Your mumps-measles-rubella vaccination at Avi Medical

The triple combination vaccination measles-mumps-rubella (MMR) also protects adolescents and adults against the diseases mumps, measles and rubella. Most people are vaccinated as children. If you are unsure whether you have been vaccinated, simply make an appointment to have your vaccination status checked at one of our Avi Medical offices and talk to our team of doctors. Our team will also check whether further vaccinations need to be carried out or refreshed.

What are mumps, measles and rubella?

Measles and mumps are very contagious viral diseases that are spread worldwide. The disease can cause severe complications and secondary diseases in children, adolescents and adults. Rubella is an infectious disease that often runs without symptoms. However, a rubella infection during pregnancy can cause severe damage to the unborn child. The triple combination vaccination measles-mumps-rubella (MMR) protects you against the diseases and their possible consequences.

Measles is one of the most contagious infectious diseases in humans. It is caused by measles viruses, which are spread worldwide. Measles is transmitted from person to person, e.g. when sneezing or talking (droplet infection). Almost all people without appropriate immune protection fall ill after coming into contact with the virus. That is why the World Health Organization (WHO) has set itself the goal of a world without measles.

More than half of the measles cases in Germany today affect young people and adults up to about the end of their 40s. Typical symptoms are flu-like, such as high fever, cough and cold. Only a few days later does the typical measles rash develop, which starts on the face and behind the ears and then spreads over the whole body.

Measles weakens the immune system over a long period of time, i.e. even after recovery. Particularly in children under 5 and adults over 20, measles can lead to severe complications. These include middle ear or lung infections and diarrhea, and more rarely, encephalitis. In addition, late complications can also occur after a measles infection.

Who and when should receive MMR vaccination?

The Standing Committee on Vaccination (STIKO) recommends vaccination against measles for all adults born after 1970 who have not been vaccinated against measles or who have only been vaccinated once against measles during childhood. It also recommends vaccination above all for all those who work in the health service, in community facilities (e.g. kindergarten) or in the care of people with a severely weakened immune system.

Good to know: According to the Measles Protection Act, parents must prove that their children have received the vaccinations against measles recommended by the STIKO from the age of one year before entering a community institution such as kindergarten or school. A booster vaccination later in life is usually not required.

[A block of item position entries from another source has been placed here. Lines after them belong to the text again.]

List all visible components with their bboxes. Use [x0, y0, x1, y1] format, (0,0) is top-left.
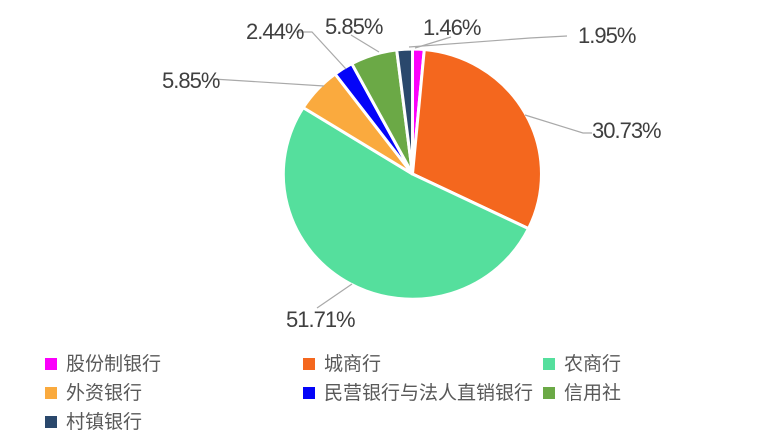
legend-item-joint-stock[interactable]: 股份制银行 — [45, 353, 162, 375]
legend-label-foreign-bank: 外资银行 — [66, 382, 143, 404]
pie-slice-6[interactable] — [395, 47, 414, 176]
legend-swatch-city-bank — [303, 358, 315, 370]
legend-item-rural-bank[interactable]: 农商行 — [543, 353, 622, 375]
legend-item-private-bank[interactable]: 民营银行与法人直销银行 — [303, 382, 534, 404]
legend-label-rural-bank: 农商行 — [564, 353, 622, 375]
leader-lines-group — [212, 31, 592, 309]
data-label-village-bank: 1.95% — [578, 23, 636, 48]
legend-swatch-private-bank — [303, 387, 315, 399]
leader-line-city-bank — [524, 114, 592, 134]
legend-item-credit-union[interactable]: 信用社 — [543, 382, 622, 404]
leader-line-private-bank — [296, 31, 347, 70]
leader-line-rural-bank — [316, 283, 353, 309]
pie-slices-group — [281, 47, 543, 301]
legend-label-credit-union: 信用社 — [564, 382, 622, 404]
data-label-rural-bank: 51.71% — [286, 307, 356, 332]
legend-item-city-bank[interactable]: 城商行 — [303, 353, 382, 375]
leader-line-credit-union — [350, 34, 380, 53]
legend-item-foreign-bank[interactable]: 外资银行 — [45, 382, 143, 404]
legend-swatch-joint-stock — [45, 358, 57, 370]
legend-swatch-rural-bank — [543, 358, 555, 370]
pie-slice-1[interactable] — [411, 48, 543, 231]
data-label-private-bank: 2.44% — [246, 19, 304, 44]
legend-label-joint-stock: 股份制银行 — [66, 353, 162, 375]
legend-swatch-village-bank — [45, 416, 57, 428]
leader-line-foreign-bank — [212, 78, 325, 87]
data-label-joint-stock: 1.46% — [423, 15, 481, 40]
data-label-credit-union: 5.85% — [325, 14, 383, 39]
legend-swatch-credit-union — [543, 387, 555, 399]
leader-line-village-bank — [408, 35, 568, 48]
legend-swatch-foreign-bank — [45, 387, 57, 399]
legend-label-village-bank: 村镇银行 — [66, 411, 143, 433]
legend-label-private-bank: 民营银行与法人直销银行 — [324, 382, 534, 404]
data-label-city-bank: 30.73% — [592, 118, 662, 143]
pie-slice-2[interactable] — [281, 106, 530, 301]
legend-label-city-bank: 城商行 — [324, 353, 382, 375]
data-label-foreign-bank: 5.85% — [162, 68, 220, 93]
legend-item-village-bank[interactable]: 村镇银行 — [45, 411, 143, 433]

How is the MMR vaccination carried out and what must be observed?

The MMR vaccine is a live vaccine. The vaccination is given in the upper arm.

The vaccination is well tolerated. Often there is a reddening or swelling at the injection site, which may also hurt, due to the stimulation of the body's own defences. In the first three days after the vaccination, general symptoms such as a moderate increase in temperature, chills, headaches, faintness or gastrointestinal complaints may occur for a short time. Such vaccination reactions usually subside after one to three days.

Since it is a vaccination with live, attenuated viruses, about two to five out of 100 vaccinated people experience temporarily non-contagious "vaccine measles" one to four weeks after vaccination: This is typically accompanied by fever and a mild rash similar to measles. In addition, the parotid gland or testicles may swell and the joints may hurt. In adolescents and adults, prolonged joint inflammation has also been observed.